When enabled, users will get an error when they try to delete the stack. To delete the stack, the user would need to disable to termination protection, and delete the stack.
Stack Policies
A CloudFormation stack policy is a JSON document that defines the update actions that can be performed on designated resources within a CloudFormation stack.
It allows you to control who can update the stack and what changes they can make.
Stack policies can help prevent unintended changes to your infrastructure and enforce security best practices.
{
"Statement": [
{
"Effect": "Allow",
"Principal": "*",
"Resource": "*",
"Action": [
"UpdateStack"
]
},
{
"Effect": "Deny",
"Principal": "*",
"Resource": "LogicalResourceId/CriticalSecurityGroup",
"Action": [
"UpdateStack"
]
},
{
"Effect": "Allow",
"Principal": {
"AWS": "arn:aws:iam::123456789012:user/my-user"
},
"Resource": "*",
"Action": [
"UpdateStack",
"DeleteStack"
]
}
]
}
More example can be found on the Prevent updates to stack resources page.
Dynamic References
CloudFormation can be used to reference parameters stored within SSM Parameter store of Secrets Manager, and currently supports:
ssm: Systems Manager Parameter Store plaintext parameter.

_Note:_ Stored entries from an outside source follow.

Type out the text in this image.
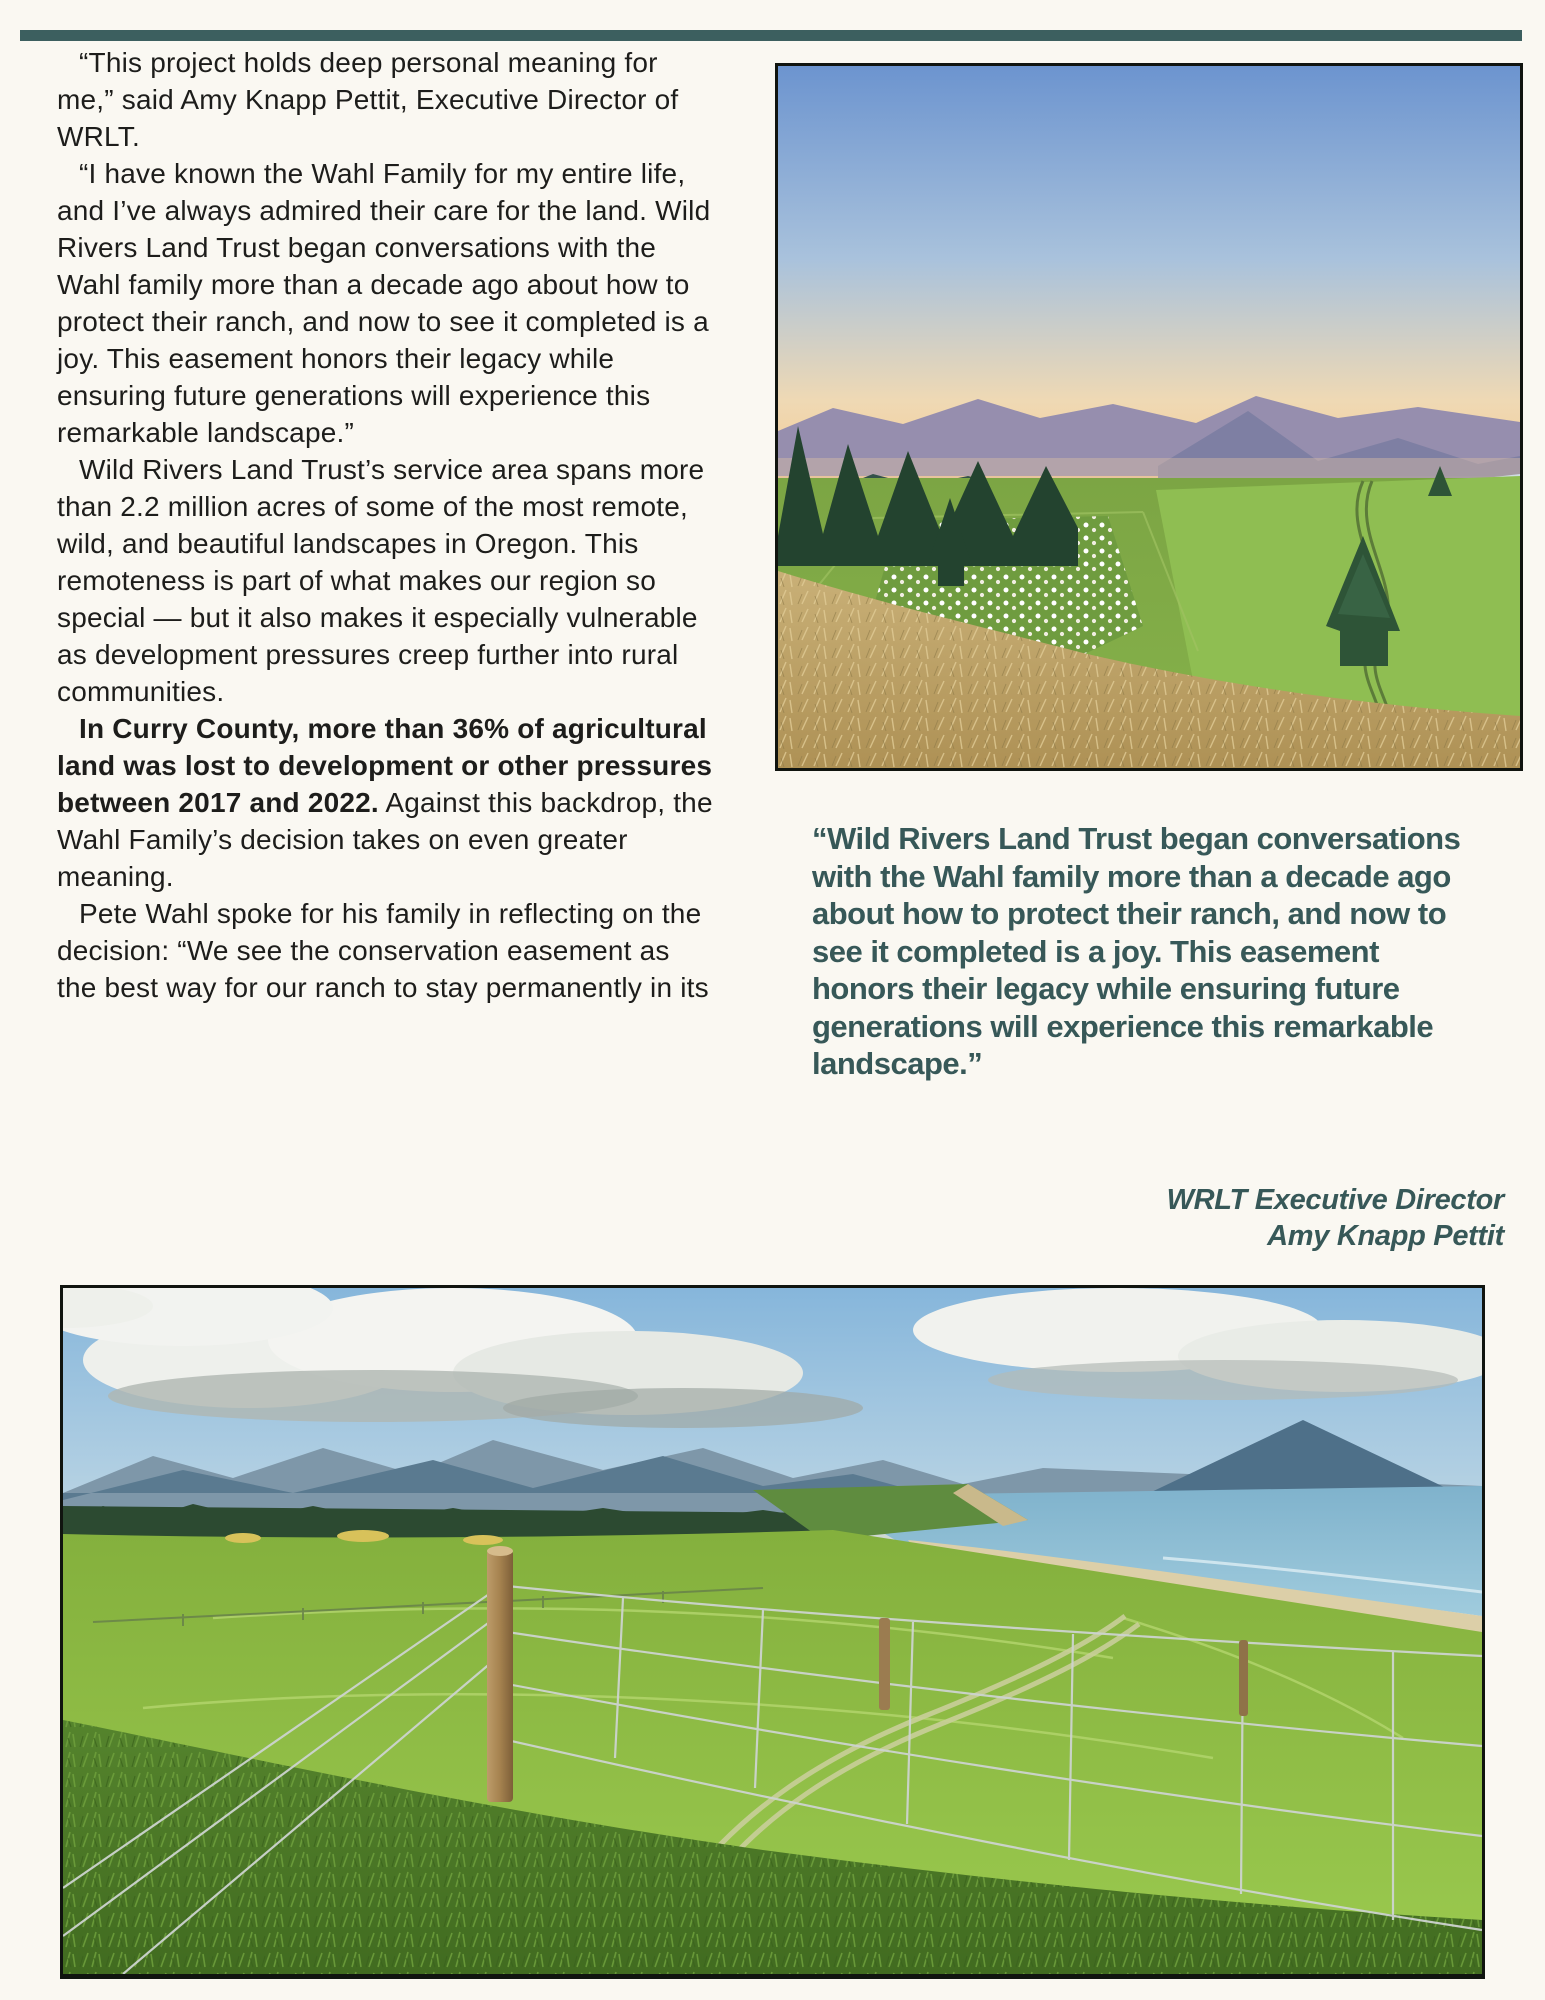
“This project holds deep personal meaning for me,” said Amy Knapp Pettit, Executive Director of WRLT.

“I have known the Wahl Family for my entire life, and I’ve always admired their care for the land. Wild Rivers Land Trust began conversations with the Wahl family more than a decade ago about how to protect their ranch, and now to see it completed is a joy. This easement honors their legacy while ensuring future generations will experience this remarkable landscape.”

Wild Rivers Land Trust’s service area spans more than 2.2 million acres of some of the most remote, wild, and beautiful landscapes in Oregon. This remoteness is part of what makes our region so special — but it also makes it especially vulnerable as development pressures creep further into rural communities.

In Curry County, more than 36% of agricultural land was lost to development or other pressures between 2017 and 2022. Against this backdrop, the Wahl Family’s decision takes on even greater meaning.

Pete Wahl spoke for his family in reflecting on the decision: “We see the conservation easement as the best way for our ranch to stay permanently in its

“Wild Rivers Land Trust began conversations with the Wahl family more than a decade ago about how to protect their ranch, and now to see it completed is a joy. This easement honors their legacy while ensuring future generations will experience this remarkable landscape.”
WRLT Executive Director
Amy Knapp Pettit
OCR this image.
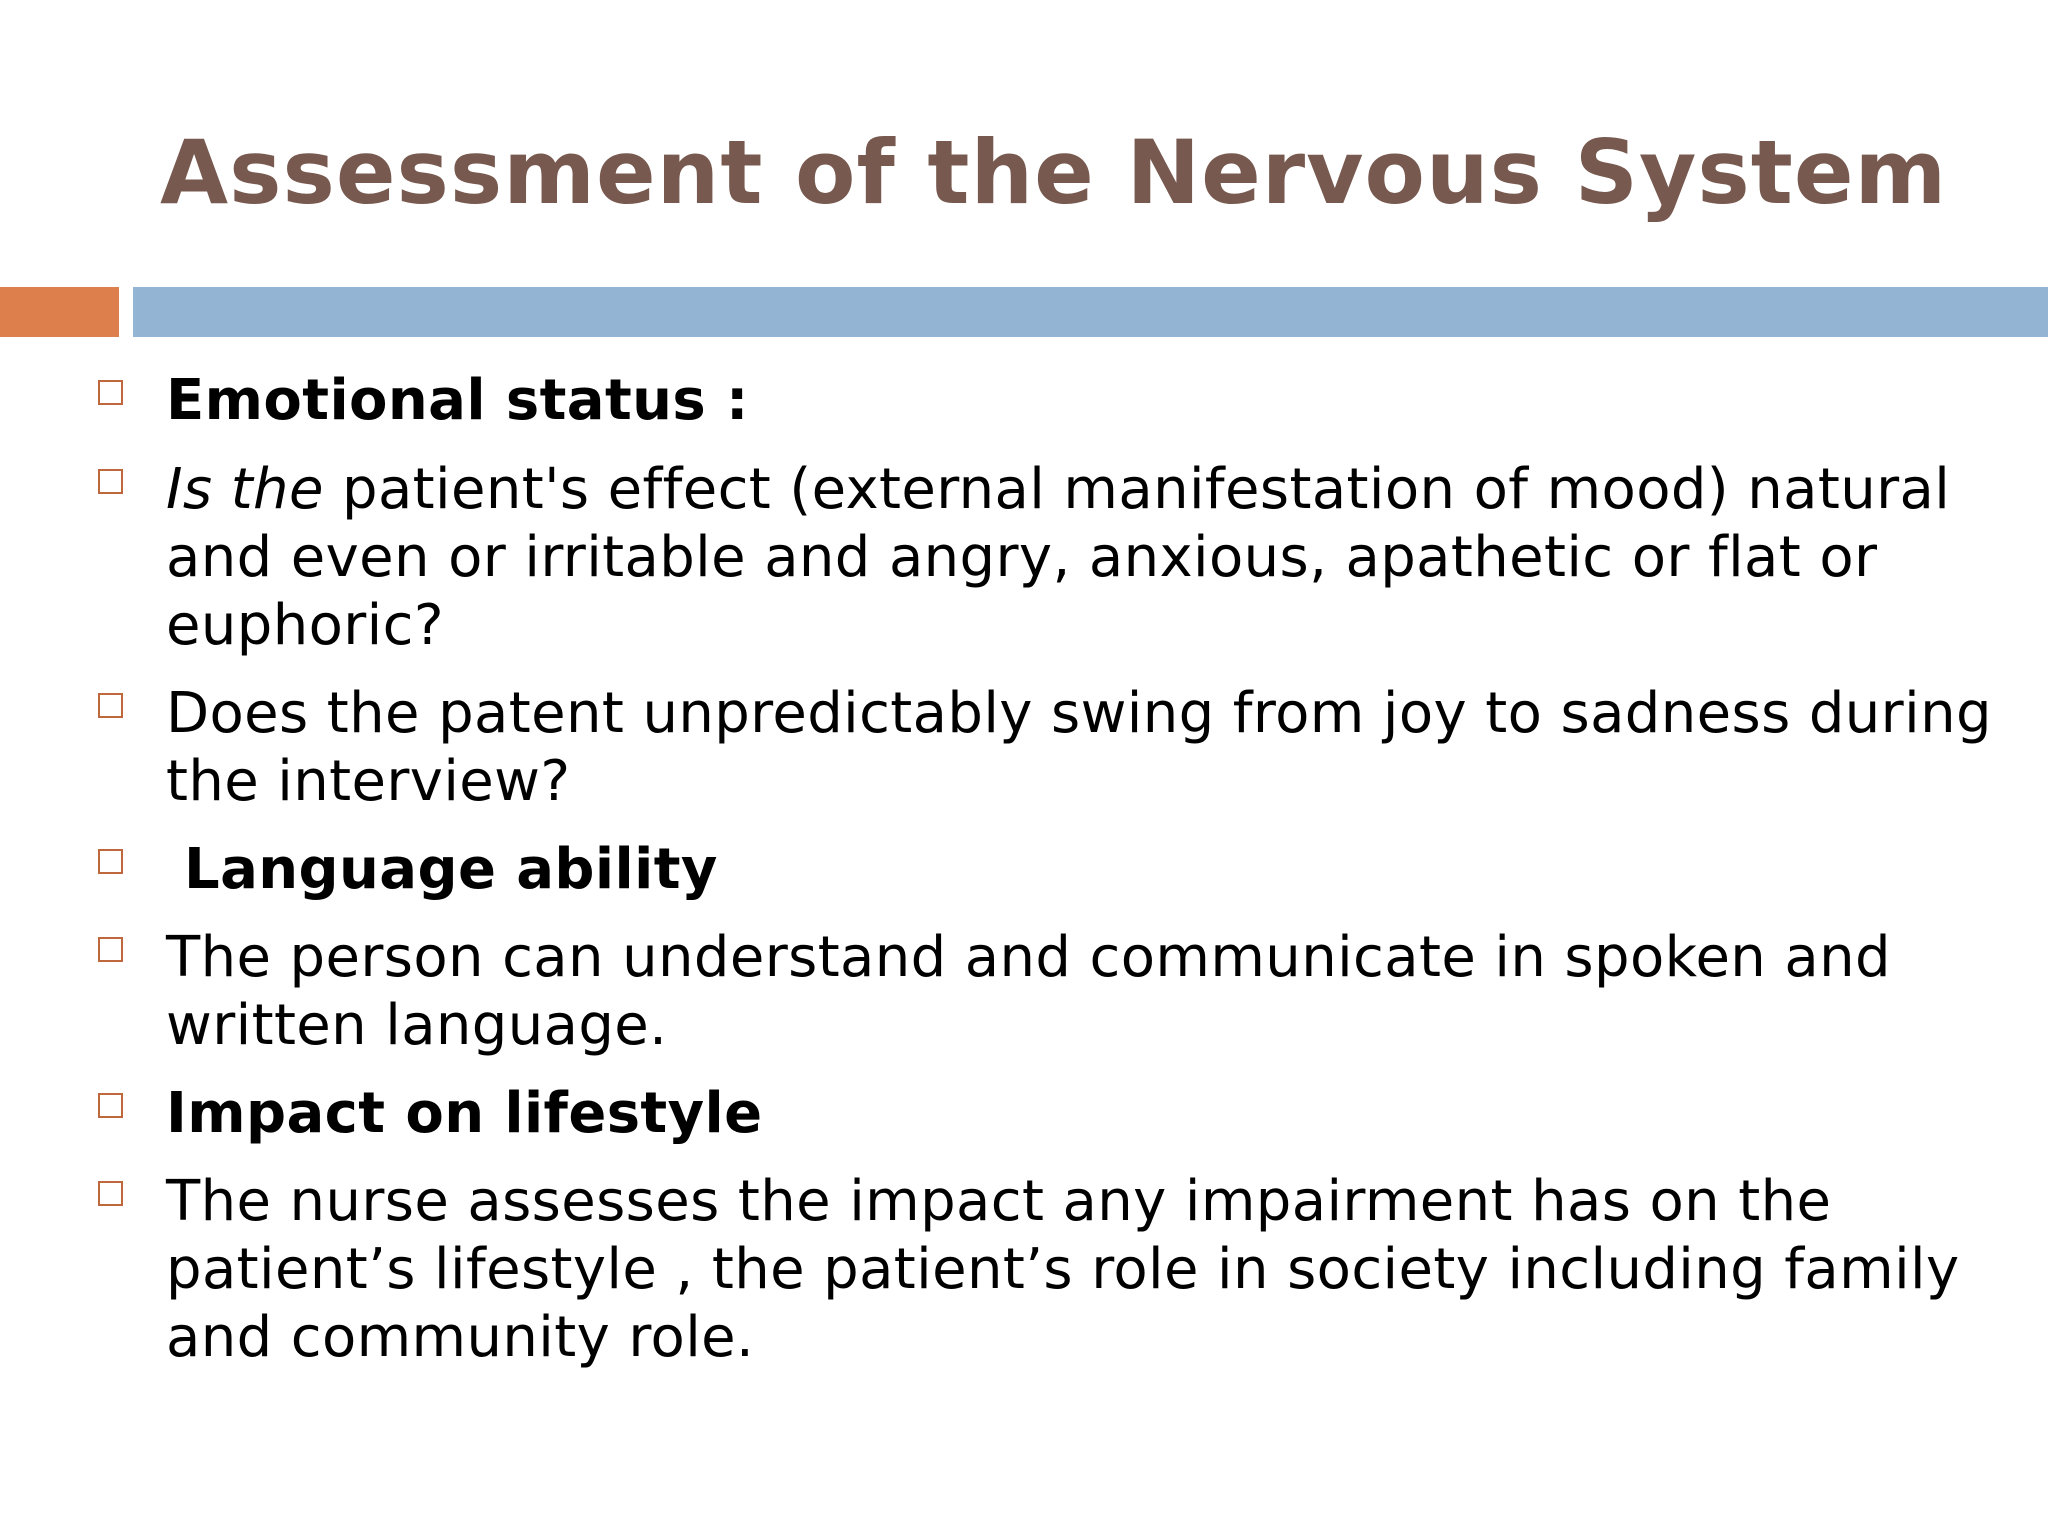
Assessment of the Nervous System
Emotional status :
Is the patient's effect (external manifestation of mood) natural and even or irritable and angry, anxious, apathetic or flat or euphoric?
Does the patent unpredictably swing from joy to sadness during the interview?
Language ability
The person can understand and communicate in spoken and written language.
Impact on lifestyle
The nurse assesses the impact any impairment has on the patient’s lifestyle , the patient’s role in society including family and community role.
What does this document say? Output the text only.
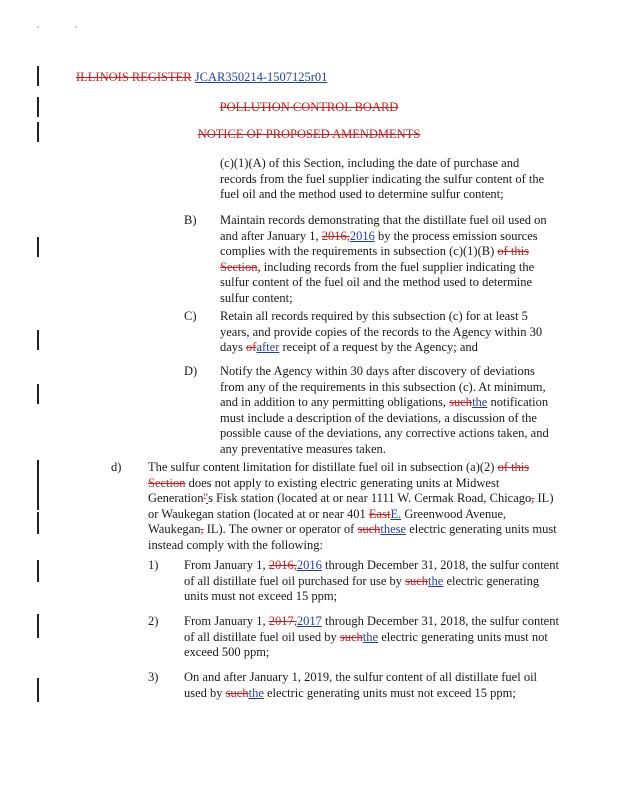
ILLINOIS REGISTER JCAR350214-1507125r01
POLLUTION CONTROL BOARD
NOTICE OF PROPOSED AMENDMENTS
(c)(1)(A) of this Section, including the date of purchase and
records from the fuel supplier indicating the sulfur content of the
fuel oil and the method used to determine sulfur content;
B) Maintain records demonstrating that the distillate fuel oil used on
and after January 1, 2016,2016 by the process emission sources
complies with the requirements in subsection (c)(1)(B) of this
Section, including records from the fuel supplier indicating the
sulfur content of the fuel oil and the method used to determine
sulfur content;
C) Retain all records required by this subsection (c) for at least 5
years, and provide copies of the records to the Agency within 30
days ofafter receipt of a request by the Agency; and
D) Notify the Agency within 30 days after discovery of deviations
from any of the requirements in this subsection (c). At minimum,
and in addition to any permitting obligations, suchthe notification
must include a description of the deviations, a discussion of the
possible cause of the deviations, any corrective actions taken, and
any preventative measures taken.
d) The sulfur content limitation for distillate fuel oil in subsection (a)(2) of this
Section does not apply to existing electric generating units at Midwest
Generation''s Fisk station (located at or near 1111 W. Cermak Road, Chicago, IL)
or Waukegan station (located at or near 401 EastE. Greenwood Avenue,
Waukegan, IL). The owner or operator of suchthese electric generating units must
instead comply with the following:
1) From January 1, 2016,2016 through December 31, 2018, the sulfur content
of all distillate fuel oil purchased for use by suchthe electric generating
units must not exceed 15 ppm;
2) From January 1, 2017,2017 through December 31, 2018, the sulfur content
of all distillate fuel oil used by suchthe electric generating units must not
exceed 500 ppm;
3) On and after January 1, 2019, the sulfur content of all distillate fuel oil
used by suchthe electric generating units must not exceed 15 ppm;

ssm-secure: Systems Manager Parameter Store secure string parameter.
secretsmanager: Secrets Manager secret.
Guard
AWS CloudFormation Guard is an open-source cli tool that is used to validate CloudFormation templates against organization policy guidelines.
You can define your own policies using code using a DSL language, and can be used as part of your CI/CD pipelines to enforce your security policies.